Generating Unique Sound Samples Using Artificial Intelligence and Deep Learning

The rise of artificial intelligence has become undeniable due to the advancement of ChatGPT. However, few people know that this technology is not new. In its rudimentary form, it has existed for decades. With this technology, we can generate images, videos, and code from text. The music industry is also beginning to embrace the idea of utilizing this technology. Current music industry solutions mainly focus on generating new music and vocal sounds, while the generation of unheard new timbres is still somewhat neglected. We are engaged in creating VST software and sample-based software, so we have initiated an experimental project to experience the advantages and disadvantages of transformative technologies and try to determine how we can utilize this technology in the development of VST software.

Like every initial project, the system we created has its limitations, so we did not develop artificial intelligence for general tasks, but trained it exclusively for a specific task. This is the generation of new monophonic timbres based on a training dataset.

Our AI Bass Ultimate software contains generated bass guitar sounds. However, to create this, we needed an algorithm with deep learning capabilities and a high-quality audio sample set that contains a large number of bass guitar sound samples.

The average person might wonder why we create generated bass sounds when we already have high-quality bass guitar sound samples? If we think about how much time and energy we put into creating the sample sounds and developing the deep learning-based algorithm, our effort might seem unnecessary. However, focusing not on the present, the legitimacy of the solution becomes clear.

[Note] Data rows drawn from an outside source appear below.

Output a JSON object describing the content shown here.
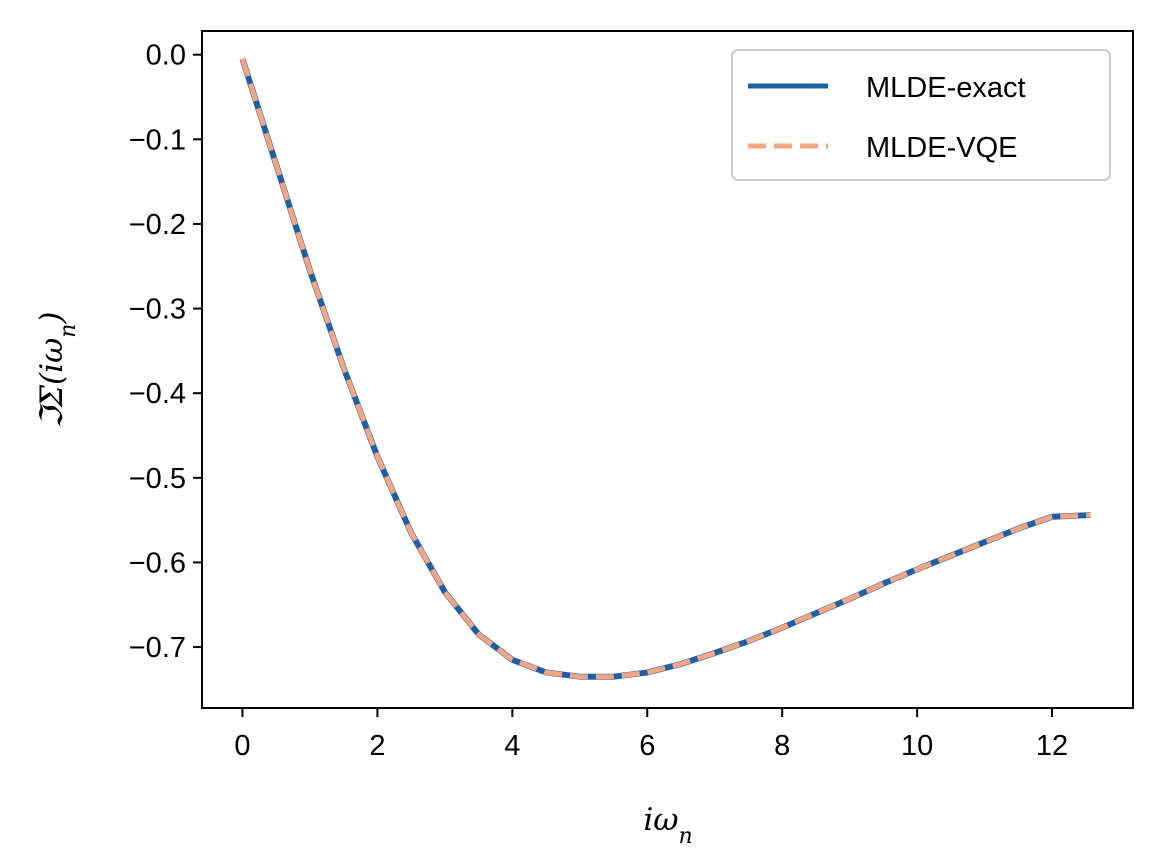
{
  "chart_data": {
    "type": "line",
    "title": "",
    "xlabel": "iω_n",
    "ylabel": "ℑΣ(iω_n)",
    "xlim": [
      -0.6,
      13.2
    ],
    "ylim": [
      -0.772,
      0.028
    ],
    "xticks": [
      0,
      2,
      4,
      6,
      8,
      10,
      12
    ],
    "yticks": [
      0.0,
      -0.1,
      -0.2,
      -0.3,
      -0.4,
      -0.5,
      -0.6,
      -0.7
    ],
    "xtick_labels": [
      "0",
      "2",
      "4",
      "6",
      "8",
      "10",
      "12"
    ],
    "ytick_labels": [
      "0.0",
      "−0.1",
      "−0.2",
      "−0.3",
      "−0.4",
      "−0.5",
      "−0.6",
      "−0.7"
    ],
    "grid": false,
    "legend_position": "top-right",
    "series": [
      {
        "name": "MLDE-exact",
        "style": "solid",
        "color": "#1f5fa8",
        "x": [
          0,
          0.5,
          1,
          1.5,
          2,
          2.5,
          3,
          3.5,
          4,
          4.5,
          5,
          5.5,
          6,
          6.5,
          7,
          7.5,
          8,
          8.5,
          9,
          9.5,
          10,
          10.5,
          11,
          11.5,
          12,
          12.57
        ],
        "y": [
          -0.005,
          -0.13,
          -0.255,
          -0.37,
          -0.475,
          -0.565,
          -0.635,
          -0.685,
          -0.715,
          -0.73,
          -0.735,
          -0.735,
          -0.73,
          -0.72,
          -0.707,
          -0.693,
          -0.677,
          -0.66,
          -0.643,
          -0.625,
          -0.608,
          -0.592,
          -0.576,
          -0.56,
          -0.546,
          -0.544
        ]
      },
      {
        "name": "MLDE-VQE",
        "style": "dashed",
        "color": "#f4a582",
        "x": [
          0,
          0.5,
          1,
          1.5,
          2,
          2.5,
          3,
          3.5,
          4,
          4.5,
          5,
          5.5,
          6,
          6.5,
          7,
          7.5,
          8,
          8.5,
          9,
          9.5,
          10,
          10.5,
          11,
          11.5,
          12,
          12.57
        ],
        "y": [
          -0.005,
          -0.13,
          -0.255,
          -0.37,
          -0.475,
          -0.565,
          -0.635,
          -0.685,
          -0.715,
          -0.73,
          -0.735,
          -0.735,
          -0.73,
          -0.72,
          -0.707,
          -0.693,
          -0.677,
          -0.66,
          -0.643,
          -0.625,
          -0.608,
          -0.592,
          -0.576,
          -0.56,
          -0.546,
          -0.544
        ]
      }
    ]
  }
}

Technically, the following processes take place: We break down the large amount of excellent quality guitar audio material into different categories according to pitch, playing style, and sound difference. The files are 24-bit and 88.2 kHz quality. The bit depth was important to keep the noise level low. The high sampling frequency ultimately mattered less, but minimally contributed to perfecting the learning process. We transformed the categorized sounds into a format that the algorithm could interpret. That is, we delivered it for processing as a high-resolution spectrogram image.

A great advantage was that the sounds serving as samples were monophonic, so the characteristics of the individual sounds were much easier to detect for artificial intelligence. An average guitar sound plucking contains the fundamental tone and its harmonics. These are easily outlined on the spectrogram, the overlaps of individual sounds blur the appearance of individual frequencies much less than when analyzing a polyphonic sound.

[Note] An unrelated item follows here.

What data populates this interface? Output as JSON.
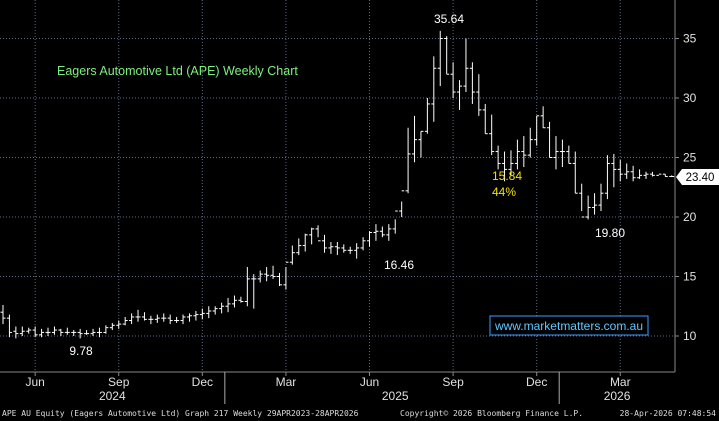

After analyzing the images, the algorithm started generating the pitches we specified. We analyzed these created sounds and fed the better generated sounds back into the algorithm. When generating sounds, the AI first generated not a sound, but a spectrogram image which was then converted into sound material. So this technology differs from the OpenAI Jukebox technology, where much more complex solutions are needed. Our procedure would be best compared to training Midjourney or Stable Diffusion to create spectrograms, then converting the generated image into sound.

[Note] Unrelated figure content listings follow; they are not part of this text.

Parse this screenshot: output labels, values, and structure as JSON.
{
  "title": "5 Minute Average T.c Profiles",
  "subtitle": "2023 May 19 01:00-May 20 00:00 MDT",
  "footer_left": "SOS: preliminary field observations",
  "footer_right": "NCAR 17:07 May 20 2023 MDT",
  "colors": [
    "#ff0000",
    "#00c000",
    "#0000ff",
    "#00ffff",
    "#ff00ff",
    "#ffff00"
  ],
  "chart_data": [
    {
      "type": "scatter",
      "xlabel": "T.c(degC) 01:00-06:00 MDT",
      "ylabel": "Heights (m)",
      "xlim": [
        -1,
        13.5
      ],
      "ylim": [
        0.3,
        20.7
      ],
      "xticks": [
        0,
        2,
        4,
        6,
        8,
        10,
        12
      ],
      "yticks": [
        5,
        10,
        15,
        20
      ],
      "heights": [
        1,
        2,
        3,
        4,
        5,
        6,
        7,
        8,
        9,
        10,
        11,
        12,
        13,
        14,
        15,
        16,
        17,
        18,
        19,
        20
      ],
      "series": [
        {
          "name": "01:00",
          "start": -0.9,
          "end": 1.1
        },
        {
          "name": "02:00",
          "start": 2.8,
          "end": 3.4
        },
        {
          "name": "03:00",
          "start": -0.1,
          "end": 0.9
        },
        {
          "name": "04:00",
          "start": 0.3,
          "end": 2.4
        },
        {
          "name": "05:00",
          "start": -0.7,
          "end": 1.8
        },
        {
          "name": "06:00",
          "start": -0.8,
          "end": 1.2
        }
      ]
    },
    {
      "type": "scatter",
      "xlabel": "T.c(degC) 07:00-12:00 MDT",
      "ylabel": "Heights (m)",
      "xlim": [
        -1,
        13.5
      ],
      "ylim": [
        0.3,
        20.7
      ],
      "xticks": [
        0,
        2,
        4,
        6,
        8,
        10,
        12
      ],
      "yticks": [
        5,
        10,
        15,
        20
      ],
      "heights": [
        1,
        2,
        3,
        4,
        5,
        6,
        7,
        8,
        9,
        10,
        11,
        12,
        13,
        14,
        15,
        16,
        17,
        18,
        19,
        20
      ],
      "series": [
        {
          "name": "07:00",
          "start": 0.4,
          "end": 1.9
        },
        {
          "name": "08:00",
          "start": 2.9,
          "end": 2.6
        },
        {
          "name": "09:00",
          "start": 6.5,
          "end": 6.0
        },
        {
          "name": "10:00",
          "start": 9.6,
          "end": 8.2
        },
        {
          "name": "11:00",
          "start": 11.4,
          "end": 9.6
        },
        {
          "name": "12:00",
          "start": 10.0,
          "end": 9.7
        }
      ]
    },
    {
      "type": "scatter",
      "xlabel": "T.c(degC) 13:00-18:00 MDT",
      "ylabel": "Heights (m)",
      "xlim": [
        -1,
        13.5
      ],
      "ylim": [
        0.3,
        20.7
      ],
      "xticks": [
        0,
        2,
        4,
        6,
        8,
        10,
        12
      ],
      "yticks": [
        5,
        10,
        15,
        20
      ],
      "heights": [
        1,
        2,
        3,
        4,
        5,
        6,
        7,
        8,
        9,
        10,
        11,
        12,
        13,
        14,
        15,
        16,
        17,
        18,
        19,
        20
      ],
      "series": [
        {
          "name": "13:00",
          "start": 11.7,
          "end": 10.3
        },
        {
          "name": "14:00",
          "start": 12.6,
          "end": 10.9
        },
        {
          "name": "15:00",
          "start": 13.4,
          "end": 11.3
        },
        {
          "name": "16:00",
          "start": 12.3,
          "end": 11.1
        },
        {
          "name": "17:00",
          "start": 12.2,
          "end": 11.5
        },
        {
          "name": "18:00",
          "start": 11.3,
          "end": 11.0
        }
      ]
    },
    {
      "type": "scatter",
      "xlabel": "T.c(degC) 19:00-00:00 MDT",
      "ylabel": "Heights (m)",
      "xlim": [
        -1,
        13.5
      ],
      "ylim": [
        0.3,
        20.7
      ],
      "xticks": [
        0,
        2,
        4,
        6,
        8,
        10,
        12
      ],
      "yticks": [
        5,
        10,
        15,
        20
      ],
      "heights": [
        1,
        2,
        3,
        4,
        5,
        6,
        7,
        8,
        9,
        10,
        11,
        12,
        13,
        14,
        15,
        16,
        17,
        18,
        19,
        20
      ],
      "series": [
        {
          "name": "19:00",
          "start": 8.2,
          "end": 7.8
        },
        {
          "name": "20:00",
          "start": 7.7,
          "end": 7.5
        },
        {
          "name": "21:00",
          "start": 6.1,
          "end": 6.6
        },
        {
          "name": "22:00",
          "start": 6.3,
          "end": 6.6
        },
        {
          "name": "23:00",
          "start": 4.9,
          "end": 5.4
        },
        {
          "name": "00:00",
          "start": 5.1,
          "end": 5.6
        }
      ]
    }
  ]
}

The legitimacy of the technology:

The next phase of training shows much more exciting perspectives. The AI can already differentiate between noisier and less noisy sound samples, thus it is able to generate good quality sound samples based on not particularly outstanding sound quality sample sounds. Furthermore, it increasingly needs less quantity of sample sounds. In the near future, we can create complex sample banks by feeding in a few samples. Since our algorithm also builds on morphing, we can also mix two different sound materials into a completely unique one. This way, we can play the sounds of new non-existent instruments that we have not heard before.The creation of entirely new instrument sounds currently encounters a significant obstacle. The issue is that digital signal processing for sound has matured over the years. Musicians have exhausted every existing method to create new sounds. As a result, any unique instrument sounds we've attempted to create with our technology are fundamentally achievable using already known methods. However, we remain optimistic, as the application of AI in audio technology is only just beginning to spread its wings. Given that it's a rapidly developing industry, we expect unique solutions to emerge soon.